EASM : pourquoi votre surface d’attaque numérique est plus grande que vous ne le pensez !

La plupart des entreprises suisses ne connaissent pas entièrement leur surface d’attaque numérique. Des sous-domaines oubliés, des ressources cloud hors du contrôle de l’IT et le Shadow IT créent des angles morts que les attaquants exploitent méthodiquement. Dans cet article, nous expliquons ce que signifie External Attack Surface Management (EASM), pourquoi la surface d’attaque externe croît plus vite que les budgets de sécurité et quelles étapes concrètes les CISO et les conseils d’administration devraient désormais prioriser.

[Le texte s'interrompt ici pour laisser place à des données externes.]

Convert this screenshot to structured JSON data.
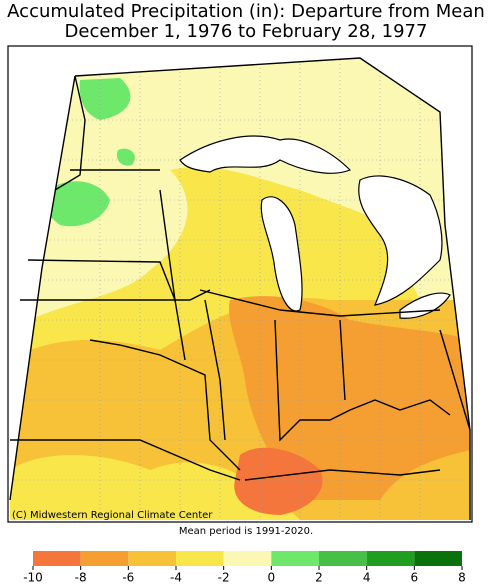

Qu’est-ce que External Attack Surface Management? Définition et mise en perspective

External Attack Surface Management (EASM) désigne une démarche visant à détecter, classer et surveiller en continu la surface d’attaque numérique d’une entreprise. Elle couvre notamment les serveurs web, les API, les instances cloud, les passerelles de messagerie, les accès VPN, les sous-domaines, les plages IP et, de plus en plus, les appareils IoT. Point décisif: l’EASM opère depuis l’extérieur, donc du point de vue d’un attaquant potentiel. Par conséquent, il met aussi au jour des actifs que l’IT interne ignore.

Contrairement à la gestion classique des vulnérabilités, qui analyse des systèmes connus, l’EASM répond à une question plus fondamentale: quelle infrastructure numérique mon entreprise possède-t-elle réellement et laquelle est exposée? Or, à l’heure où les organisations élargissent leur paysage IT par la migration vers le cloud, les acquisitions et des équipes décentralisées, cette question devient centrale.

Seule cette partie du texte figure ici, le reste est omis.